Had I not found my keys that night, I still think it was the right call to not just bust into my own house. I might have slept in my own bed, but the next day I’d either have to replace a window or I’d regret having spent probably $100 to have my door opened for me. But what I most recall, looking back, is that after an initial “oh, poop!” I just got into problem-solving mode, methodically checking off all my options for finding keys (leaving messages at the establishments, going to my office, etc.) I thought about – very briefly – the “what if I never find them” question, since I had some keys that’d be hard to replace or duplicate. But I realized that going down that path was only going to make me crazy – I’d have plenty of time to wallow in the self-pity of reconstructing my key ring after I’d resigned to them being truly lost.

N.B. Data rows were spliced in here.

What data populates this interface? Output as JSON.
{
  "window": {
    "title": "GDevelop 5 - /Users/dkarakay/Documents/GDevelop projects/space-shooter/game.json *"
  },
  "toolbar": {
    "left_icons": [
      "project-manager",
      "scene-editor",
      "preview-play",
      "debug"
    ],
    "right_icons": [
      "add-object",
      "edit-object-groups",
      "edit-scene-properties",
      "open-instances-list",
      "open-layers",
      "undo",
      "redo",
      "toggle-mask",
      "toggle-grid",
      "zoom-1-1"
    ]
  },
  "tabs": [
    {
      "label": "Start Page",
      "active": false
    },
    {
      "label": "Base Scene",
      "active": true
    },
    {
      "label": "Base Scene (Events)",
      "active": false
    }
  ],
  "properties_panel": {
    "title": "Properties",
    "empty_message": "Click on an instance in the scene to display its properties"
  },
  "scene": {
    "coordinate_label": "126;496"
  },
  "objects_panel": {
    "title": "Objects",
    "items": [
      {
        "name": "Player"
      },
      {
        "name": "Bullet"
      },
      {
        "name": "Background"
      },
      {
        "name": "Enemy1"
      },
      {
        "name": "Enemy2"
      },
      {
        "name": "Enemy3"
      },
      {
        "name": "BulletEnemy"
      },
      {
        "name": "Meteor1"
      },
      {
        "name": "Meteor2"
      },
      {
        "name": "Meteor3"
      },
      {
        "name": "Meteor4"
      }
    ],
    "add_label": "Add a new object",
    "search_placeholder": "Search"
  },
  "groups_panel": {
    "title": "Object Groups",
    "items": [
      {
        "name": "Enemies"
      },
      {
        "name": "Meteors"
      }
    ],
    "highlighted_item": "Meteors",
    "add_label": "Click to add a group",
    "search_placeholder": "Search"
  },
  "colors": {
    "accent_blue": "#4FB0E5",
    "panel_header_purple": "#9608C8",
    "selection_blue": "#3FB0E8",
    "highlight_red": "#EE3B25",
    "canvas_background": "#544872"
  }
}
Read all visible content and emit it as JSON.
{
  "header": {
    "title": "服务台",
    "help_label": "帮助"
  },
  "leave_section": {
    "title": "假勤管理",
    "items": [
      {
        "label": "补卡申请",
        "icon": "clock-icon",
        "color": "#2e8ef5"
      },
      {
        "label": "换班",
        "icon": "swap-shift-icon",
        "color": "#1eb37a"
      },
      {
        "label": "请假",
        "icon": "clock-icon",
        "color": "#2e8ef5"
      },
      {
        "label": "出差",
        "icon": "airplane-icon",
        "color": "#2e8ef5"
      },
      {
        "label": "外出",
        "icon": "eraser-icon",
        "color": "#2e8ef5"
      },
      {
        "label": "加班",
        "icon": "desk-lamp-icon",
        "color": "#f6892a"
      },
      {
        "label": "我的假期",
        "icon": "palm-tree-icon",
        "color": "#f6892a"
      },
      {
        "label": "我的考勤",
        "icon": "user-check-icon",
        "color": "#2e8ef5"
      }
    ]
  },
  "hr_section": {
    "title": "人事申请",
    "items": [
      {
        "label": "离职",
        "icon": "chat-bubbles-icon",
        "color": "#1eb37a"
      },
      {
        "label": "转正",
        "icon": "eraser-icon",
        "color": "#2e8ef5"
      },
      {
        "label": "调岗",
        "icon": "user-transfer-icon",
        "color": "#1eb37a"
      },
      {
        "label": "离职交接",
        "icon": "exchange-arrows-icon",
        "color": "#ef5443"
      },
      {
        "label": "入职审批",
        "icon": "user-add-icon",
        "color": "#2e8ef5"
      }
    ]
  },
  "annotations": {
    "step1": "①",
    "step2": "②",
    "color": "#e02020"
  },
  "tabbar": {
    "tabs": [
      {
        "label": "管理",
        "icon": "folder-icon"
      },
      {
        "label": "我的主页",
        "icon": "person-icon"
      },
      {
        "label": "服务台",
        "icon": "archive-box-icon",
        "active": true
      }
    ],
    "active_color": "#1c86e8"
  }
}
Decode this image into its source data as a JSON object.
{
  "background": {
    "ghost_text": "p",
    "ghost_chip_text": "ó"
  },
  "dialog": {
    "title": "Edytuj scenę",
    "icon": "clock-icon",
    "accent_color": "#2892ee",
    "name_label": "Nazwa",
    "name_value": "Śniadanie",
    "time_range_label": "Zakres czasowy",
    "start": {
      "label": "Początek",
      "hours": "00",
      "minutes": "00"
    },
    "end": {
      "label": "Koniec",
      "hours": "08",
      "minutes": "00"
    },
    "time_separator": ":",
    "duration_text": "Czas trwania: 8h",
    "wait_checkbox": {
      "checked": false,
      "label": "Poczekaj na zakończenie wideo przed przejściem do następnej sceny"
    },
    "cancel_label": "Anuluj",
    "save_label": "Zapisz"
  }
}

I’m not trying to pat myself on the back, just recognize the opportunities I had to make myself feel a lot worse and spend a lot of emotional energy on worry and anxiety. Maybe Cheri’s workshop did something after all. ๐Ÿ˜‰ And I have no idea how I got to this place where I can deal with a crisis without getting really upset, but I’m glad I’m here.

Getting slightly lost while hiking was pretty minor in comparison, but it was great to not have to worry about my hiking buddy getting upset, either. It was clear we were both thinking “oh well!” She did have the good sense to let me take over navigation at the end, however. ๐Ÿ˜‰ And my lesson learned there – again – is to trust my gut. I thought we were not quite going in the right direction at times, but I deferred to her authority (it was my first time in the park), and my general easy-going nature kicked in a little too hard. But again, the stakes were low, and I got to spend more time with someone I like.

OK, good night for now! Glad to have a 4-day week coming up!